Challenges In Trauma And Acute Care Surgery

Self-induced pneumatically powered nail removed from the mediastinum without opening the chest

A patient in his 50s shot himself with a nail gun presented to our center for further management after initial resuscitation in district general hospital. An echocardiogram report demonstrated mild pericardial effusion; he was hemodynamically stable at the time of admission. An urgent chest CT scan was performed which showed a nail in the left hemithorax between the fourth and fifth intercostal space anteriorly medial to the nipple, and the tip of the nail appeared to be in the pericardial space, next to the right ventricular outflow tract and left basal anterior wall without sign of perforation (figure 1 A,B). The pericardium was mildly thickened at the site of the nail entry and a small pericardial effusion of approximately 8 mm. There was no sign of vascular or cardiac structure perforation neither contrast leak. In addition, there was a small left pleural effusion which suggested a possible hemorrhagic component; a small amount of air was noted in the left pectoral muscle with no fractured bone.

Figure 1
Figure 1

A and B, The CT scan showed a nail in the left hemithorax between the fourth and fifth intercostal space medial to the nipple, and the tip of the nail appeared to be in the pericardial space.

What would you do?

1. Explore the chest with median sternotomy, thoracotomy or video-assisted thoracoscopic surgery (VATS) to remove the nail.

What we did and why

The radiology department was consulted, and a CT scan confirmed no involvement of the vascular, cardiac, or major lung structures except pericardium which influenced our surgical decision to consider other approaches apart from sternotomy or thoracotomy. Moreover, hemodynamic stability encouraged less invasive procedure.

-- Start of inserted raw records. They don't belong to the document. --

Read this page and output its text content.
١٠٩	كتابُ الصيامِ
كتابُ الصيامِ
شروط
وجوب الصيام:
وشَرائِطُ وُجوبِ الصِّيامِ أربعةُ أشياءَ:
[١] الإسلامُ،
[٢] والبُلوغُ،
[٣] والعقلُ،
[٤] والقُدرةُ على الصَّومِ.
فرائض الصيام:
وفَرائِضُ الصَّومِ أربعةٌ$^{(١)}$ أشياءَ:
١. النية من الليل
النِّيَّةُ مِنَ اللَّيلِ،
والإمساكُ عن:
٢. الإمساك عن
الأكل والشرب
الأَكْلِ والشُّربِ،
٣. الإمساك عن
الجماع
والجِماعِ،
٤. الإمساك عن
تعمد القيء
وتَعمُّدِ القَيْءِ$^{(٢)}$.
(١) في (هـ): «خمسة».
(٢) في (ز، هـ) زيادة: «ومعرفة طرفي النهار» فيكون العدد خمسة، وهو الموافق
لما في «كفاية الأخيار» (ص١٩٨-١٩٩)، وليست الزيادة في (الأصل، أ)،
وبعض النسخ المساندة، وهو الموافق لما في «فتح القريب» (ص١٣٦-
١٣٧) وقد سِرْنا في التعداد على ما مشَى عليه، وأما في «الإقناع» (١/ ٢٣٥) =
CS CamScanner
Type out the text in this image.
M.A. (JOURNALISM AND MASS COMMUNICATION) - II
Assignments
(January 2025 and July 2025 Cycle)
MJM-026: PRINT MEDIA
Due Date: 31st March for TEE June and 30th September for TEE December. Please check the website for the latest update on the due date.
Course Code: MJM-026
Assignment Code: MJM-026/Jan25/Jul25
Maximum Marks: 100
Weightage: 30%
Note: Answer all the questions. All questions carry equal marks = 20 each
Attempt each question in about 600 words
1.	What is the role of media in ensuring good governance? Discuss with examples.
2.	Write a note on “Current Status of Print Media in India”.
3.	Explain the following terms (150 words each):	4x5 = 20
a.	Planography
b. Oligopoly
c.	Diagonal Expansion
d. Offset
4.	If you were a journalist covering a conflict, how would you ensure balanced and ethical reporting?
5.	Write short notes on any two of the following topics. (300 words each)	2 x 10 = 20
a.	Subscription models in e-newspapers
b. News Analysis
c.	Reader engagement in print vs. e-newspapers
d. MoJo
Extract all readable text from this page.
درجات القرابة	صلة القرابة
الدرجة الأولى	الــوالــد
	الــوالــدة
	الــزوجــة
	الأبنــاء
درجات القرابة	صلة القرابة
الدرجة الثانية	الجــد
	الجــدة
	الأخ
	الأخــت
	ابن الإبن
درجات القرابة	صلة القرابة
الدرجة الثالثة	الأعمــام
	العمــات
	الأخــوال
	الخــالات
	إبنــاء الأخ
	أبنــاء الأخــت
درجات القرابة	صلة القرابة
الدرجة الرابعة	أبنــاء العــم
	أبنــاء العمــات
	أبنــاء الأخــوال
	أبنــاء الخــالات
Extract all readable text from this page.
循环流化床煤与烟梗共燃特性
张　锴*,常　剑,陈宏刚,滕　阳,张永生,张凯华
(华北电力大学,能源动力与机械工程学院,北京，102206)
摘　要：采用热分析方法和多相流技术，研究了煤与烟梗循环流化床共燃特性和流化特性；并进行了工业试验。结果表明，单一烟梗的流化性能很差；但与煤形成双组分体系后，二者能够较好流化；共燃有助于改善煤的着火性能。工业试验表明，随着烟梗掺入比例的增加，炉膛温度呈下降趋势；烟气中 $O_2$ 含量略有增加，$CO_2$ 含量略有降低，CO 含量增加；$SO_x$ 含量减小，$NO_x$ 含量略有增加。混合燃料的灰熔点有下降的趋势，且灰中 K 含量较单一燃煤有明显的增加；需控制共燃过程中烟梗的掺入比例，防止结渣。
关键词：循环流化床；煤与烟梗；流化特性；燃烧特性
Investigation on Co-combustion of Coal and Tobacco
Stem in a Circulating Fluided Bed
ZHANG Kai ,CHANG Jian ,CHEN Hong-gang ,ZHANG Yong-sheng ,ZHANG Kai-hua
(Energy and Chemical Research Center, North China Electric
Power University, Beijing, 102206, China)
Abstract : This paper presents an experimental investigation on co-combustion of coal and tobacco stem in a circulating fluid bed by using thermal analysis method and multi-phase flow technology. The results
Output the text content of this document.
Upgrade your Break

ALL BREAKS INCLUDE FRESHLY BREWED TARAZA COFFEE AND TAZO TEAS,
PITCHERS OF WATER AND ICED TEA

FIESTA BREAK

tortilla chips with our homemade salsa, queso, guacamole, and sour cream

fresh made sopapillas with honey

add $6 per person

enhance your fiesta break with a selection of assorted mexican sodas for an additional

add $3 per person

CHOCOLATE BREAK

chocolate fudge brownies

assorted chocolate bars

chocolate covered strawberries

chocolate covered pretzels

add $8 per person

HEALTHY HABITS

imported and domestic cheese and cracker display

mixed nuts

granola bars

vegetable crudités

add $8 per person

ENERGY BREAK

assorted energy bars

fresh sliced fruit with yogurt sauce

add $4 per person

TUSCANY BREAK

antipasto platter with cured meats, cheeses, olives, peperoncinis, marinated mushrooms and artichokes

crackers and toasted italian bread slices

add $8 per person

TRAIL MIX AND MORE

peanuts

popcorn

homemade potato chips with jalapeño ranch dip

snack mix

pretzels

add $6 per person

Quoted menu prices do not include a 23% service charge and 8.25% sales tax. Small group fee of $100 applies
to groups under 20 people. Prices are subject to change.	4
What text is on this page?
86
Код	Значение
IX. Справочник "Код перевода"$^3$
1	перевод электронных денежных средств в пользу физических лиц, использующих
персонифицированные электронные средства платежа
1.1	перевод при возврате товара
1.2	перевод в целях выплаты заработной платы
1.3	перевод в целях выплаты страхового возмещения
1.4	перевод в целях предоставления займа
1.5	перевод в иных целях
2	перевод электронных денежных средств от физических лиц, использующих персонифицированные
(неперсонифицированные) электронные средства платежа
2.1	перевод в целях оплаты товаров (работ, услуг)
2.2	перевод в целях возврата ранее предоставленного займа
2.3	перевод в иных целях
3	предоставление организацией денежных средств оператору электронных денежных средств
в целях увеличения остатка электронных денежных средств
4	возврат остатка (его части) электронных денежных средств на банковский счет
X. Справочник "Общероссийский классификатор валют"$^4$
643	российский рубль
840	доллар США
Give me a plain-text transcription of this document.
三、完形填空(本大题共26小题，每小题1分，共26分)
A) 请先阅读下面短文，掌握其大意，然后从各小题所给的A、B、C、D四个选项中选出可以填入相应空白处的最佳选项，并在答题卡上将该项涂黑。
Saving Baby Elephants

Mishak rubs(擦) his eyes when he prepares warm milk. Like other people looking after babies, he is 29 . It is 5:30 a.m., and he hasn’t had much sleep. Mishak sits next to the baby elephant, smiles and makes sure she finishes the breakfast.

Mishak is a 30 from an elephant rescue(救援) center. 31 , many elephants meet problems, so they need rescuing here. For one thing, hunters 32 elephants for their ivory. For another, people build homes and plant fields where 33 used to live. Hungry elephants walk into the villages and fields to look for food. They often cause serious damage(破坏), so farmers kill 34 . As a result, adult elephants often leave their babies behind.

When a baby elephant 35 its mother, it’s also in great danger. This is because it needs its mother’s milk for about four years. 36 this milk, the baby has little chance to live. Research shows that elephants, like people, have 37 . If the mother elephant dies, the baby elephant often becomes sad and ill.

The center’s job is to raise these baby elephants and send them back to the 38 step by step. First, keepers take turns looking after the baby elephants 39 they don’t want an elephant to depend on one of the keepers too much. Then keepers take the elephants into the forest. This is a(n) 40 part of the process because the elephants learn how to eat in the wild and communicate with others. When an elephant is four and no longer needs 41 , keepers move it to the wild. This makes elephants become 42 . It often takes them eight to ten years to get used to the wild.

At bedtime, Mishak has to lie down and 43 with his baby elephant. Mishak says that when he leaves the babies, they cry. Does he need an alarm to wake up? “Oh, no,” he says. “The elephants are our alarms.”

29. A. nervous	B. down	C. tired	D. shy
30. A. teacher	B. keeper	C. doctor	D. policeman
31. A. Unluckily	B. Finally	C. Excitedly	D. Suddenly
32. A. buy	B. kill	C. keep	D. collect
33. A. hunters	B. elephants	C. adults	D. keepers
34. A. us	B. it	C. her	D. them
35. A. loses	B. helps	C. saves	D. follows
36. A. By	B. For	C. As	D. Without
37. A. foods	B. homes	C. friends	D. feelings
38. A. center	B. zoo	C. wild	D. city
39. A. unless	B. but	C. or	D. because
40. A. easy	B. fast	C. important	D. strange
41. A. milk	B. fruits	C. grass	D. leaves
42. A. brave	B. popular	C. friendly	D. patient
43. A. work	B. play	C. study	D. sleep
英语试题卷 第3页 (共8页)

The patient was transferred to the theatre for nail extraction. Under general anesthesia and intubation, the patient’s hemodynamics were monitored using invasive arterial blood pressure and Central Venous Pressure (CVP) continuous measurement. A transesophageal echocardiogram (TEE) was performed which confirmed previous findings. The cardiopulmonary bypass machine was primed and kept as standby ready to be used in case of hemodynamic instability.

In theatre, the patient was in a supine position and prepared for median sternotomy. The nail entry point on the skin was explored through a 3 cm incision (figure 2). The nail was pulled out under TEE guidance(figure 3). It provided real-time visualization of cardiac structures and monitored for an increase in the pericardial collection which remained unchanged after removal of the nail. Afterwards, the patient was transferred to Intensive Therapy Unit (ITU) and was monitored. He was sedated until the next morning when another TEE was performed to check the change in pericardial effusion. After ensuring no change in the pericardial collection, sedation was stopped, and the patient was extubated.

Figure 2
Figure 2

(A)Nail entry point and (B) nail after removal.

Figure 3
Figure 3

Nail removal through a small incision in the injury site.

The patient stayed stable for the next 48 hours. On the 5th postoperative day, the patient was discharged with painkiller and antibiotics treatment as he was hemodynamically stable, and the wound site looks normal.

Discussion

This is an unusual case of nail extraction from the left anterior chest and pericardium without opening the chest. It was explored by merely a small incision at the injury site. Median sternotomy is an excellent incision in cases with cardiac trauma and provides better access to great vessels for cannulation for cardiopulmonary bypass and heart. On the other hand, clamshell incision provides better exposure to both thoracic cavities. However, morbidity and wound dehiscence associated with both the median sternotomy and clamshell incision. Moreover, it makes future cardiac surgery more challenging.

Thoracotomy also is a recommended incision for cardiothoracic trauma, as it provides good exposure to the heart. It does not need sternal saw; thus, it can be used in case of emergency. VATS is another option in this case as it is less invasive than sternotomy and thoracotomy, but it provides limited access to anterior surface of the heart especially if right ventricular repair was needed. Thus, the choice was to start with small incision and proceed to sternotomy if needed.

With thorough reviewing of the available imaging modalities, continuous monitoring and having a backup plan in case of hemodynamic instability, we managed to avoid chest opening in this case. Evaluation by CT scan and continuous monitoring by TEE was the key for effective management. CT scan is an excellent imaging modality that provides position of the nail and excluded major cardiac or vascular injury or the presence of pericardial effusion. TEE provided us with continuous imaging before and during nail extraction to exclude pericardial effusion and tamponade during the procedure.